Потом дядя Сеня долго говорил с Юрой о чем-то постороннем. И только прощаясь с ним, неожиданно обнял его за плечи и ласково сказал:

– Хороший из тебя растет солдат, сынок.

Юра сложил письмо треугольником и надписал адрес. Это было последнее письмо, написанное им…

Вечером полк получил приказ выйти на исходный рубеж для атаки.

Прикрываясь темнотой ночи, Зеленюк вел роту по оврагам, кустам, лощинам – к передовой.

К полуночи над лесом поднялась луна. В призрачно освещенном кустарнике слышались неясные шорохи. По дорогам и тропам тихо, почти беззвучно, с темными фарами нескончаемой вереницей двигались танки, артиллерия, машины.

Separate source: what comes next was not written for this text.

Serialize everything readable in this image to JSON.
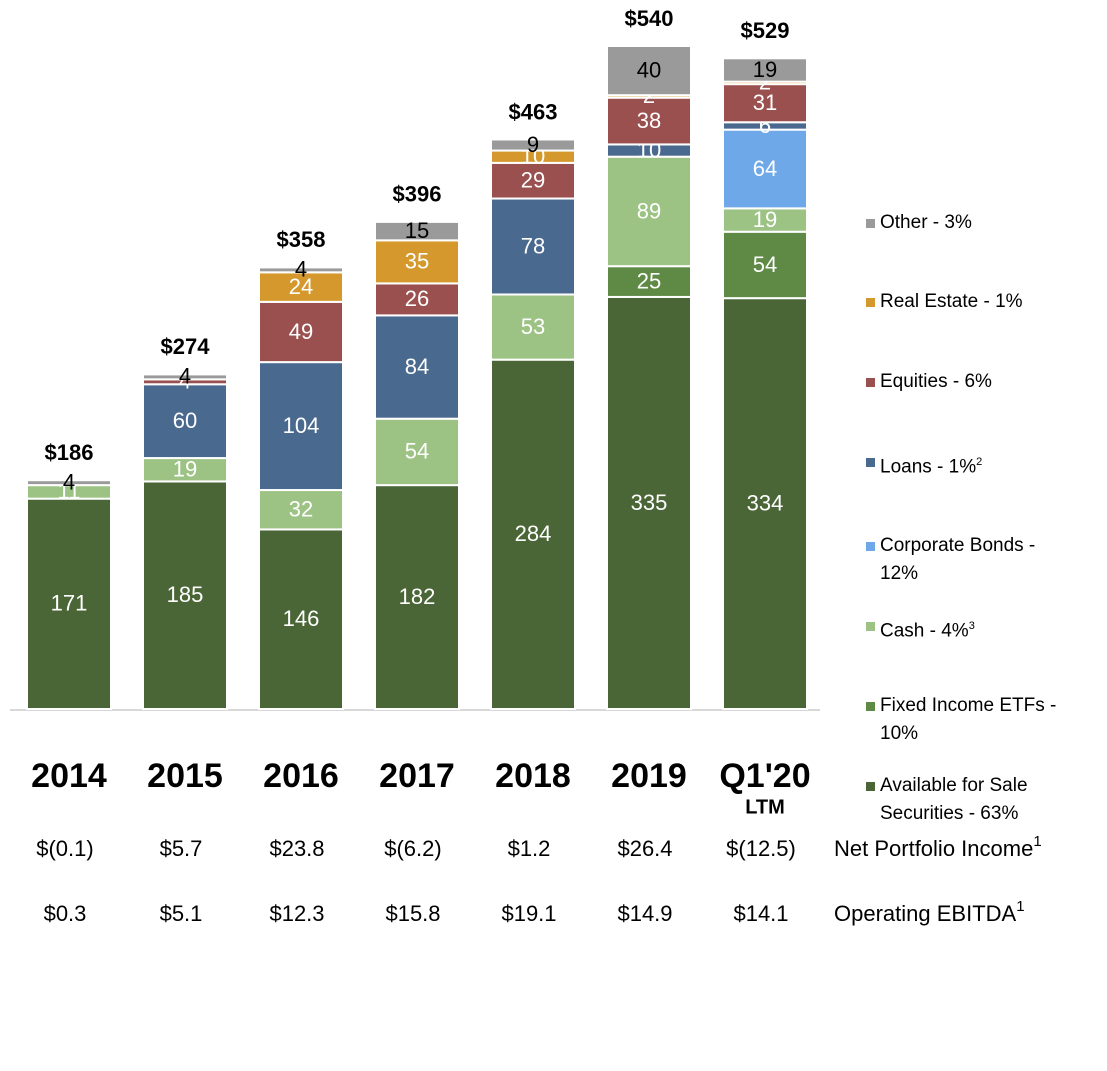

На рассвете гвардейцы разместились в траншеях, откуда должна была начаться атака.

В центре немецкой обороны, которую готовились прорвать гвардейцы генерала Галицкого, стояла немецкая 78-я штурмовая дивизия генерал-лейтенанта Траута. Она закрепилась на выгодных рубежах у непроходимых Осиновских болот.

Траут был в особой милости у Гитлера. Он получил от него рыцарский крест и приказ: любой ценой удерживать центральный бастион «Восточного вала» – автомагистраль Москва–Минск. Отсюда Гитлер намеревался «грозить Москве».

Фашистские газеты называли дивизию Траута «надеждой Германии». Рассказывали, будто Трауту предлагали более высокий пост, но «железный» генерал отказался.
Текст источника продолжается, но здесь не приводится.